How Imagination Helps Me See More Clearly
Imagination has a reputation for taking us away from reality. I believe the opposite is true. Whenever we look at something, our brain constructs complex jigsaw puzzles out of what we see and predicts what the missing pieces should look like. It’s only if any of those pieces turn out to be something different, that the brain is alerted. The trouble is that these discrepancies are not always picked up.
As a student of physics at Cambridge University some 20 years ago, I became quite obsessed with visual illusions. I found them humbling. On the one hand, scientists are trained to rely on their senses, to observe the ways things are directly, rather than to imagine them. But when we encounter a visual illusion, we must reckon with the impossibility of seeing clearly, let alone “objectively”. The brain fills in gaps using its imagination, and this can be so convincing that it can easily override reality.
In his book Helgoland, the physicist Carlo Rovelli writes, “Many, if not most, of the signals do not travel from the eyes to the brain; they go the other way, from the brain to the eyes… When we look around ourselves, we are not truly “observing”: we are instead dreaming of an image of the world based on what we know .” Relying on our eyes alone does not make us more grounded, but more fallible.
This is why an active imagination has become so precious to me.

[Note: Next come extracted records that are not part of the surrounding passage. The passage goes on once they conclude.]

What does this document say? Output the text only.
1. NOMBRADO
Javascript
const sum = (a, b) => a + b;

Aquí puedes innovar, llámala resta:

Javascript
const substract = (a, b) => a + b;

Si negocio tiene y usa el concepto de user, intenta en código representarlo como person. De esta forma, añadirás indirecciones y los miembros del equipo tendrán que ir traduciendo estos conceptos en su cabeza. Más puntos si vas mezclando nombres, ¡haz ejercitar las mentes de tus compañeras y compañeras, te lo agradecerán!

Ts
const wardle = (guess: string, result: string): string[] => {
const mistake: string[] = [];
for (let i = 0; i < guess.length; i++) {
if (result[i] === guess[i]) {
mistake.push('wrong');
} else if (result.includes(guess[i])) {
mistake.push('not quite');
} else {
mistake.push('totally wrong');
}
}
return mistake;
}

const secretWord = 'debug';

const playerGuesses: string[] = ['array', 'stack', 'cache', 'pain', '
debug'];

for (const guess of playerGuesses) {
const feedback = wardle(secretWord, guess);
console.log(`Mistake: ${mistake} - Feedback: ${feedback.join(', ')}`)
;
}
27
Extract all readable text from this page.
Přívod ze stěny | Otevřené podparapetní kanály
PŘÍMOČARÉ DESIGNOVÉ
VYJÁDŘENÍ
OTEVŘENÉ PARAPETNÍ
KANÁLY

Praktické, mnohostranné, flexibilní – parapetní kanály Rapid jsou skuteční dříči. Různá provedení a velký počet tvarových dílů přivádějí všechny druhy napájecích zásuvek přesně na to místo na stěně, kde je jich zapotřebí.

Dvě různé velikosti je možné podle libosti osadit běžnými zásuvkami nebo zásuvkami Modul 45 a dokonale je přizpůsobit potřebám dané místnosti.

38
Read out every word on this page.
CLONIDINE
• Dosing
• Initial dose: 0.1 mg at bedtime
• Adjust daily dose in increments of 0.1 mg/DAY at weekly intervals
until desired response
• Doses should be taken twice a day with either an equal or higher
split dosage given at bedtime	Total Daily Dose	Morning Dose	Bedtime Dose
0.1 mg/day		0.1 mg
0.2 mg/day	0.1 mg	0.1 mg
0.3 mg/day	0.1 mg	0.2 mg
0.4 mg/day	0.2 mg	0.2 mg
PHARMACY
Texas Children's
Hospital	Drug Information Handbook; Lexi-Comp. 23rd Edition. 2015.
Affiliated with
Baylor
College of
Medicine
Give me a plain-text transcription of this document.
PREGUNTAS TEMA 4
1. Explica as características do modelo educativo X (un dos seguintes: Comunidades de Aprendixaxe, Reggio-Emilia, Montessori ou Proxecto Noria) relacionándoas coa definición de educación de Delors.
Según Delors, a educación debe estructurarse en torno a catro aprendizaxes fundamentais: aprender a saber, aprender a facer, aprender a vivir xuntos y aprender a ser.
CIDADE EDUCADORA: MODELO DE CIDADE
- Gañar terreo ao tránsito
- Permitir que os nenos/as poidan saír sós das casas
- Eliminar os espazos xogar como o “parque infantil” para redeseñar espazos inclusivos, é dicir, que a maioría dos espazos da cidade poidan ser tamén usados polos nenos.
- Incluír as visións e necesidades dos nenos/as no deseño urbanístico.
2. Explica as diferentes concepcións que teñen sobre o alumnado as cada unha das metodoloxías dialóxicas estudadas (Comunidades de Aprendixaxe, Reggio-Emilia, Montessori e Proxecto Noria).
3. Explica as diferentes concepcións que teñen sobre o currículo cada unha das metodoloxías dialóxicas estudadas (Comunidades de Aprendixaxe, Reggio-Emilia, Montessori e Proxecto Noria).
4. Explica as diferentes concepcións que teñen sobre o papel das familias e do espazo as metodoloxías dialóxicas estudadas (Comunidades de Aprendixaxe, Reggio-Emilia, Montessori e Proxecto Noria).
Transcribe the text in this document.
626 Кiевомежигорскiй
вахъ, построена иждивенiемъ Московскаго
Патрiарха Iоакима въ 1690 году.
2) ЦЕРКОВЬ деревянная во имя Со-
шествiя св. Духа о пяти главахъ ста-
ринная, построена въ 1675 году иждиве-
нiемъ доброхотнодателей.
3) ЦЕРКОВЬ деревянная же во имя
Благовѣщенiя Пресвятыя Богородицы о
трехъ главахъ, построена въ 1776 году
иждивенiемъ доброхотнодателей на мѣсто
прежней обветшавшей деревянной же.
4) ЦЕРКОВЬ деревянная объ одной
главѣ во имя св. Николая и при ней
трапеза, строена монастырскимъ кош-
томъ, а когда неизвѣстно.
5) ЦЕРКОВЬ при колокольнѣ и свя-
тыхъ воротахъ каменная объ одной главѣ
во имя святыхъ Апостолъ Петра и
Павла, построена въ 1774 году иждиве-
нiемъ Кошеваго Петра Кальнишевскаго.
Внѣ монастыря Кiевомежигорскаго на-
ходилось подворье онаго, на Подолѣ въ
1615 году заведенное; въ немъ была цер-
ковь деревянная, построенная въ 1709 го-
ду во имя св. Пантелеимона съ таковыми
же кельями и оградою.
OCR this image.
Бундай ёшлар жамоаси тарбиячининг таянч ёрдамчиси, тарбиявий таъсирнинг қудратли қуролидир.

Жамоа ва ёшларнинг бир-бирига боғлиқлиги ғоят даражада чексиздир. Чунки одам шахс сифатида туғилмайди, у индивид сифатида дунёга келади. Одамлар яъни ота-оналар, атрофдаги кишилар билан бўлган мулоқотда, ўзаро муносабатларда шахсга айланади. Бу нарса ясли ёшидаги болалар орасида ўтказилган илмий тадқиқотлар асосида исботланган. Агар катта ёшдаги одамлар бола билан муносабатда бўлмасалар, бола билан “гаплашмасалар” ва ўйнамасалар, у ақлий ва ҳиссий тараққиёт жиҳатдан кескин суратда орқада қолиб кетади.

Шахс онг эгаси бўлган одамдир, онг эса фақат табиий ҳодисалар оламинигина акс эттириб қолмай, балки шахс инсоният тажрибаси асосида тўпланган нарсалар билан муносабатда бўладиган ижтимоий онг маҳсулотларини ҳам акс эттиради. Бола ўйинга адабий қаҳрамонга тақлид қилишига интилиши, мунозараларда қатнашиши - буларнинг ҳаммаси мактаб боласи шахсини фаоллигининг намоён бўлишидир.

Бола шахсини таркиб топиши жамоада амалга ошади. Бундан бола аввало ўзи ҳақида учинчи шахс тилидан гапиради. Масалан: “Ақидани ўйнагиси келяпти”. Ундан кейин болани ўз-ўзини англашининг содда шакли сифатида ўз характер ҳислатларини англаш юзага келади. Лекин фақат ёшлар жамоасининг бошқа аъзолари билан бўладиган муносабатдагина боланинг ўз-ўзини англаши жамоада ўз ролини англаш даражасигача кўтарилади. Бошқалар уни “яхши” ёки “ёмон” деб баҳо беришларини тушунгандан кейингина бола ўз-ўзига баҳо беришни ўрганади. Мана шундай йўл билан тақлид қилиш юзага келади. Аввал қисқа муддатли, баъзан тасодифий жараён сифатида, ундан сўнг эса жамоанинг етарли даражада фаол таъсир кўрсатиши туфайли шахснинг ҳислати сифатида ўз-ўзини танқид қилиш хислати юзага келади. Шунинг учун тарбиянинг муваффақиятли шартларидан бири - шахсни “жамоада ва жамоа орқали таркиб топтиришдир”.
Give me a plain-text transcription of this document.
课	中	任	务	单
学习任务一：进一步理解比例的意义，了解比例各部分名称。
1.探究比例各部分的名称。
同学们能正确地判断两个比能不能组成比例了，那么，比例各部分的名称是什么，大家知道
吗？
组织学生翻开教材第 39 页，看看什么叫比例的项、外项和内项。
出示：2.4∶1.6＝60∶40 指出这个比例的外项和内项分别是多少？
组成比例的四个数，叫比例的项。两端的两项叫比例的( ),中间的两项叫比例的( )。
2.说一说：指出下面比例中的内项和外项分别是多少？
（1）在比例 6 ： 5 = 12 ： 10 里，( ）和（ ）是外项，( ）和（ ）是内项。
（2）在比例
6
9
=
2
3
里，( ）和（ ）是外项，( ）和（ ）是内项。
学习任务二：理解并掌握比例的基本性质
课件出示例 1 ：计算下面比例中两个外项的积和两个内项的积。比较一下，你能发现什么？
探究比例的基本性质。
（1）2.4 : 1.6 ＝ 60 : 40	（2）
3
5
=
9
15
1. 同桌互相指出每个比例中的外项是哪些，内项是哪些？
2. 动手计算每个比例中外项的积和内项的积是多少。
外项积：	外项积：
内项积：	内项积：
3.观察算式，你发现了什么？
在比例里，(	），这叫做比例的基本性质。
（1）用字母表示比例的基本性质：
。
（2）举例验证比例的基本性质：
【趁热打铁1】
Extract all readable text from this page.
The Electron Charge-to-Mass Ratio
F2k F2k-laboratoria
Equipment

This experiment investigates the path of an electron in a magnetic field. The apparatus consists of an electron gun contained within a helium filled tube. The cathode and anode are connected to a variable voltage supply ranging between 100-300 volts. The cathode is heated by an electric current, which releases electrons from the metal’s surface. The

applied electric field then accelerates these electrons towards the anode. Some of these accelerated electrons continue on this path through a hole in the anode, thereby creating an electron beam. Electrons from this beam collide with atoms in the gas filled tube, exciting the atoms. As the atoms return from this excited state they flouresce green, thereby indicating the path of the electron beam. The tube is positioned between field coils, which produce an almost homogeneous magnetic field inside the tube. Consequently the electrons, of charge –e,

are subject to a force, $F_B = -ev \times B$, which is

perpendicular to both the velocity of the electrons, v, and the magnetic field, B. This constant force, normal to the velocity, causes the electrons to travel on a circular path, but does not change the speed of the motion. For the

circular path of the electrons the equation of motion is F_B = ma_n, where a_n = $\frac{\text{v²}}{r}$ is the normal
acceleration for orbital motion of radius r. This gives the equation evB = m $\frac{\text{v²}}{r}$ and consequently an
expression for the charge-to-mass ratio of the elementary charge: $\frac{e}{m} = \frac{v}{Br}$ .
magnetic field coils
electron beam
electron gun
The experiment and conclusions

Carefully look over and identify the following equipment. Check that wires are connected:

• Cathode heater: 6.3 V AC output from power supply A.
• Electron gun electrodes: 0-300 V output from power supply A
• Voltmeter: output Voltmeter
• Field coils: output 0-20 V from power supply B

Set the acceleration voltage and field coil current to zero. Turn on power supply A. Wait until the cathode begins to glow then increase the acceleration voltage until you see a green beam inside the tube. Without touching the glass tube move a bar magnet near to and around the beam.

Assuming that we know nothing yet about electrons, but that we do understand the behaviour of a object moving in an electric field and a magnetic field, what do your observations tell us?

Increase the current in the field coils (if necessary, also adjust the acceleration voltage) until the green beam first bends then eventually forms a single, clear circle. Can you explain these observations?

It is the interrupter of automatic predictions. Creating space for possibilities in the mind’s eye enables me to see more with my physical eyes. Having accepted that my experience of the world is largely based on my brain’s guesswork, I want this guesswork to be as rich as possible, inclusive of things hidden, fantastical and unpredictable. Imagination, it turns out, grounds me in reality by helping me to see more clearly.